Even when our wasteful practices make landfill biogas relatively abundant, green natural gas is still relatively expensive. John spends an extra $460 per year on his home heating by using Bullfrog. That's a price that not everyone can afford. Perverse federal policy does not help: John still pays the carbon tax on his "regular" gas bill despite reducing his carbon emissions significantly by buying green natural gas!
He has imposed a carbon tax on himself, in effect, to reduce emissions, which the carbon tax is supposed to encourage, but he pays the carbon tax on his gas bill anyway. The current carbon price per cubic metre of natural gas is $0.0587. If John were to receive a carbon tax credit for buying green natural gas, the net cost for the Bullfrog green natural gas would fall almost 40 percent. At a carbon price of $76.66 per tonne the Bullfrog gas would cost the same as a regular cubic metre of natural gas.
In any case, even if more homeowners decided to pay extra for green natural gas, it can't come close to heating all of Canada's homes, never mind its other buildings.
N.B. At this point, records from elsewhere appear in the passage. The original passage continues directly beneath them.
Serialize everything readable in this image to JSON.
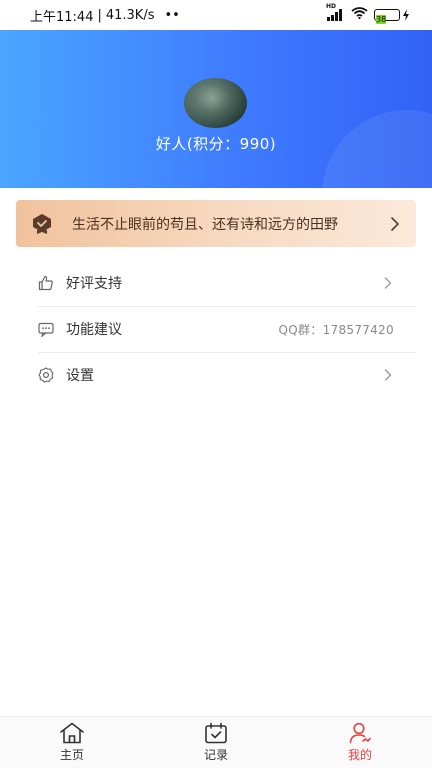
{
  "status_bar": {
    "time": "上午11:44",
    "separator": "|",
    "net_speed": "41.3K/s",
    "dots": "••",
    "hd_label": "HD",
    "battery": "38",
    "battery_color": "#7ed321"
  },
  "header": {
    "user_name": "好人(积分：990)",
    "gradient_colors": [
      "#4aa6ff",
      "#3162f5"
    ]
  },
  "banner": {
    "text": "生活不止眼前的苟且、还有诗和远方的田野",
    "icon": "medal-icon",
    "arrow_icon": "chevron-right-icon"
  },
  "menu": {
    "items": [
      {
        "label": "好评支持",
        "icon": "thumbs-up-icon",
        "value": "",
        "arrow": true
      },
      {
        "label": "功能建议",
        "icon": "message-dots-icon",
        "value": "QQ群：178577420",
        "arrow": false
      },
      {
        "label": "设置",
        "icon": "gear-icon",
        "value": "",
        "arrow": true
      }
    ]
  },
  "tabbar": {
    "active_color": "#e44141",
    "tabs": [
      {
        "label": "主页",
        "icon": "home-icon",
        "active": false
      },
      {
        "label": "记录",
        "icon": "calendar-check-icon",
        "active": false
      },
      {
        "label": "我的",
        "icon": "user-icon",
        "active": true
      }
    ]
  }
}
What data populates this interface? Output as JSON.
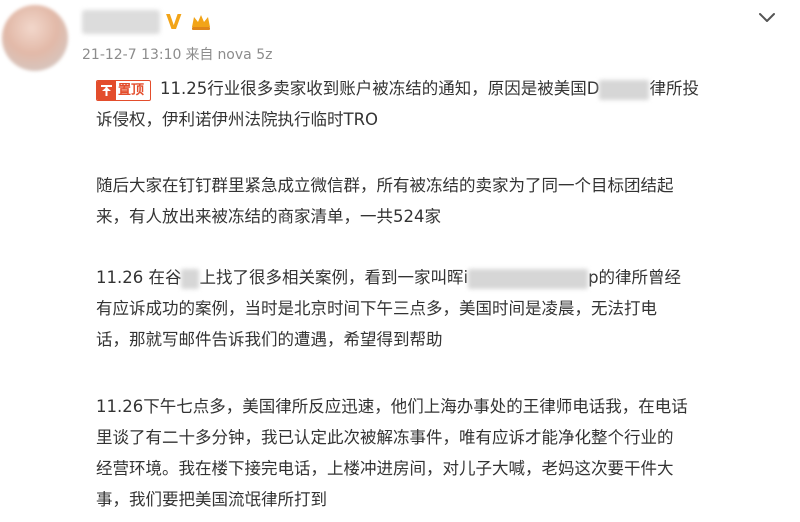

The Canadian Biogas Association estimates that biogas can supply at most 3 percent of our current demand for natural gas, enough to supply about one million homes if we only used gas at home.
According to 2016 Census data, Canada has 14,072,079 occupied private dwellings.
Moreover, perhaps biogas should be seen as a valuable resource that we could use for other purposes. Green natural gas can be used in industrial processes and as a chemical feedstock. Biogas could be directly burned to generate electricity. When used for that purpose, biogas requires less processing, which makes it cheaper and less energy-intensive to produce. It would be even more efficient to use biogas in cogeneration facilities that find creative uses for the waste process heat.
For now, John will continue to use Bullfrog because it is the right stopgap for him at this time. He is planning to fuel switch eventually by installing a heat pump, but for him now green natural gas is the right transition fuel for heating his home.